Car dealers justify the mark-up as the customer's cost of being able to obtain a loan on the spot instead of going back to a bank or credit union for financing. However, some contend, the markup can be problematic because it results in a customer's cost of credit being determined by something in addition to his or her creditworthiness.

For some customers, the convenience of dealer-offered financing may be worth the cost. But the Cohen study of Nissan lending indicates that blacks are subject to the markup more frequently and in bigger amounts than whites. Similar claims have been made against several other large automakers as well.

Gregory Squires, a George Washington University professor whose research while he was on the faculty at the University of Wisconsin-Milwaukee put pressure on Milwaukee's home lenders to do more business with minorities, said he was not surprised by racial disparity in auto lending.
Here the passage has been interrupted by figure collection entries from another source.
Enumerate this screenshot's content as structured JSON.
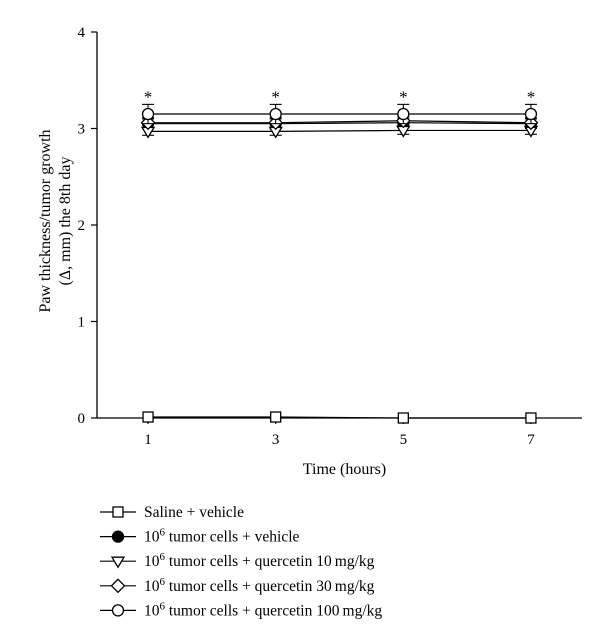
{
  "chart_data": {
    "type": "line",
    "xlabel": "Time (hours)",
    "ylabel_lines": [
      "Paw thickness/tumor growth",
      "(Δ, mm) the 8th day"
    ],
    "x": [
      1,
      3,
      5,
      7
    ],
    "x_ticks": [
      "1",
      "3",
      "5",
      "7"
    ],
    "y_ticks": [
      "0",
      "1",
      "2",
      "3",
      "4"
    ],
    "ylim": [
      0,
      4
    ],
    "xlim": [
      0.2,
      7.8
    ],
    "grid": false,
    "legend_position": "bottom",
    "significance_marker": "*",
    "significance_at": [
      1,
      3,
      5,
      7
    ],
    "series": [
      {
        "name_prefix": "",
        "name_sup": "",
        "name_rest": "Saline + vehicle",
        "marker": "square-open",
        "values": [
          0.01,
          0.01,
          0.0,
          0.0
        ],
        "errors": [
          0,
          0,
          0,
          0
        ]
      },
      {
        "name_prefix": "10",
        "name_sup": "6",
        "name_rest": " tumor cells + vehicle",
        "marker": "circle-filled",
        "values": [
          3.05,
          3.05,
          3.06,
          3.05
        ],
        "errors": [
          0.05,
          0.05,
          0.05,
          0.05
        ]
      },
      {
        "name_prefix": "10",
        "name_sup": "6",
        "name_rest": " tumor cells + quercetin 10 mg/kg",
        "marker": "triangle-down-open",
        "values": [
          2.97,
          2.97,
          2.98,
          2.98
        ],
        "errors": [
          0.04,
          0.04,
          0.04,
          0.04
        ]
      },
      {
        "name_prefix": "10",
        "name_sup": "6",
        "name_rest": " tumor cells + quercetin 30 mg/kg",
        "marker": "diamond-open",
        "values": [
          3.06,
          3.06,
          3.08,
          3.06
        ],
        "errors": [
          0.05,
          0.05,
          0.05,
          0.05
        ]
      },
      {
        "name_prefix": "10",
        "name_sup": "6",
        "name_rest": " tumor cells + quercetin 100 mg/kg",
        "marker": "circle-open",
        "values": [
          3.15,
          3.15,
          3.15,
          3.15
        ],
        "errors": [
          0.1,
          0.1,
          0.1,
          0.1
        ]
      }
    ]
  }
}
Squires said he believes that generally, auto dealers "operate on the assumption that blacks are not as sophisticated" as whites, and that women are not as knowledgeable as men, in negotiating for better deals.

Marquette University professor Dennis Garrett, an expert on consumer complaints and marketing, said there probably is "no simple answer" to the markup disparity.

"I've always argued that the solution to these very important but challenging problems are really in the consumer education realm," Garrett said. "We have to continually work to educate consumers better as to how to go about achieving their best interests in the marketplace."

But, Garrett added: "At the same time, while we work on that part of the issue, we also have to be vigilant on the other end to try and weed out those business operators who are, in fact, maliciously trying to really discriminate against certain categories of consumers out there."

The auto association's Williams said he intends to look into the study's findings in an attempt to pinpoint a reason for the gap.

"This association absolutely - underline absolutely - is opposed to racial discrimination," Williams said.